As I had articulated before, unlike small molecule generics, unlocking the true potential of large molecule biosimilar drugs in a sustainable way would demand innovative, clear, razor sharp and highly focused business strategies across the value chain.
For faster growth in prescriptions, biosimilars would call for a hybrid marketing model of small molecule (branded) generics and large molecule original biologics. Ability to craft impactful value proposition and ensuring its effective delivery for each stakeholder, smart and innovative use of interactive and participative digital tools both for doctors’ and patients’ engagement, of course sans complexities, would decide the ultimate commercial fate for each of these types of products.
To effectively reap rich harvest from the new space thus being created, the challenges are also too many. The concerns expressed on biosimilars may also be genuine, but the regulators should take care of those before granting marketing approval to benefit the patients, in a meaningful way.
Overall key drivers and barriers for success with biosimilar drugs would remain almost the same, both for global and local players. However, carving out and thereafter expanding share in this market, sizably, won’t be a piece of cake for any company, understandably.
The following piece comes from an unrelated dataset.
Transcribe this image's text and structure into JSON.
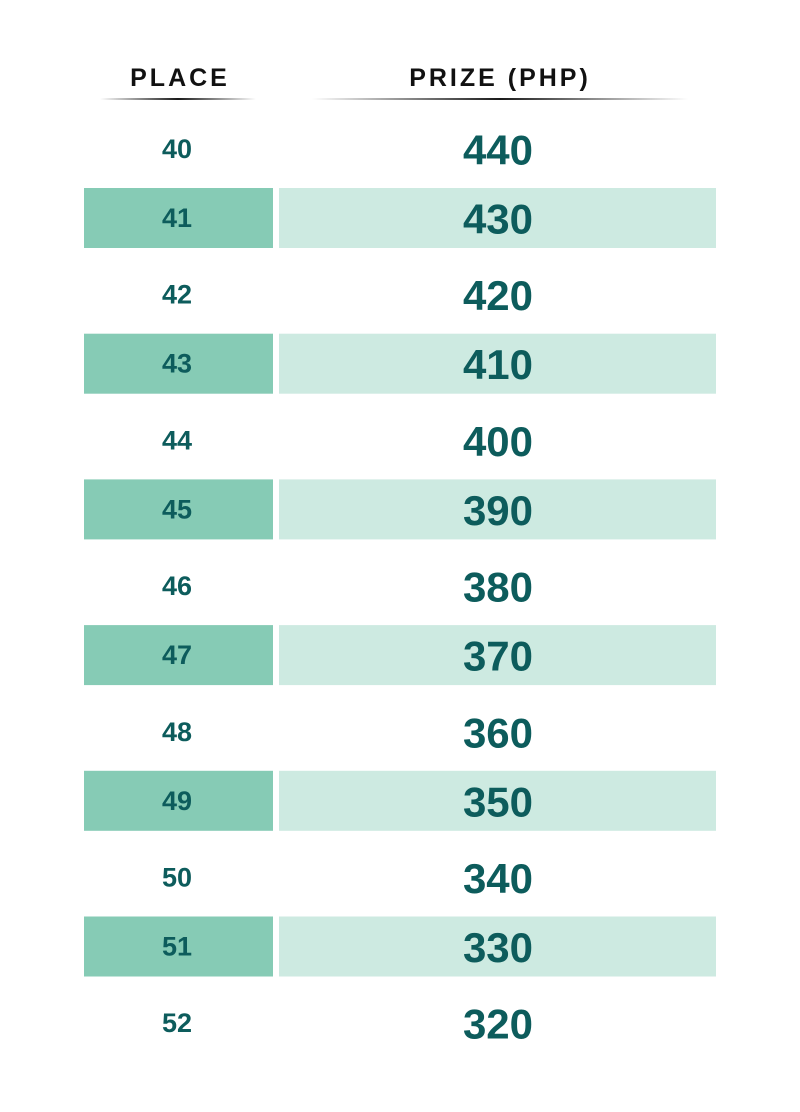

Quite naturally, the innovator companies for biologics would go all out to retain their turf as much as possible, despite the entry of cheaper biosimilars. This is expected to continue by reinforcing the belief of the physicians and the patients that biosimilars are not quite the same as the original biologic molecules.
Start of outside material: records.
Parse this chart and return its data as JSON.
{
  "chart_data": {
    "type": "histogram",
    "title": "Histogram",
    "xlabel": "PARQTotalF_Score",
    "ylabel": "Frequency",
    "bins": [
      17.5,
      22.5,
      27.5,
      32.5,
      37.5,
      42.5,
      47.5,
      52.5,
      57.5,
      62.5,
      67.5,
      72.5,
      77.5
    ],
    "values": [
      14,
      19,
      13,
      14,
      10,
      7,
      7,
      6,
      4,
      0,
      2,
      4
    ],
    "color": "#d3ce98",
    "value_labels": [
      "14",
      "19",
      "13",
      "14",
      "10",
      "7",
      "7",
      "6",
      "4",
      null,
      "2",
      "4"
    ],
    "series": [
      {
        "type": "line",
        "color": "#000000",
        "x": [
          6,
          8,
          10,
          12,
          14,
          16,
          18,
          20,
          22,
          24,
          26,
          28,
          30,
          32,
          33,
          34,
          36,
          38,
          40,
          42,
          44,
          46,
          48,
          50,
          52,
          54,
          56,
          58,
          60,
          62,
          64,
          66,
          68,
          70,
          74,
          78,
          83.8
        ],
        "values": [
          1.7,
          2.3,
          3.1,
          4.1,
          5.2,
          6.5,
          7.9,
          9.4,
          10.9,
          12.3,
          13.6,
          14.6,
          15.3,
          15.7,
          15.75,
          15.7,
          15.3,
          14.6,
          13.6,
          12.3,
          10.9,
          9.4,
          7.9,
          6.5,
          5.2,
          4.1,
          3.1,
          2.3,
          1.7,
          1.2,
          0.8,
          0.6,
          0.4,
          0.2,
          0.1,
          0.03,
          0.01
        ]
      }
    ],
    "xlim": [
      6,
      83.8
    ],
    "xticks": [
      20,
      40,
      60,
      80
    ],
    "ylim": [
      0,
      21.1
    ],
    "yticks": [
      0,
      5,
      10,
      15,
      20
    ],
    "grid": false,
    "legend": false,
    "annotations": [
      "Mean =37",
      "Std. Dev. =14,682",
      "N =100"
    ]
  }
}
Effective proactive measures need to be initiated, soon, by the regulators and all other stakeholders to spread the right message, protecting the patients’ interest. Otherwise, apprehension of the doctors on biosimilars in general, regarding safety, efficacy, substitution and interchangeability may persist for some time to come, negatively impacting faster and desirable prescription growth of these drugs all over the world, including India.
By: Tapan J. Ray
Disclaimer: The views/opinions expressed in this article are entirely my own, written in my individual and personal capacity. I do not represent any other person or organization for this opinion.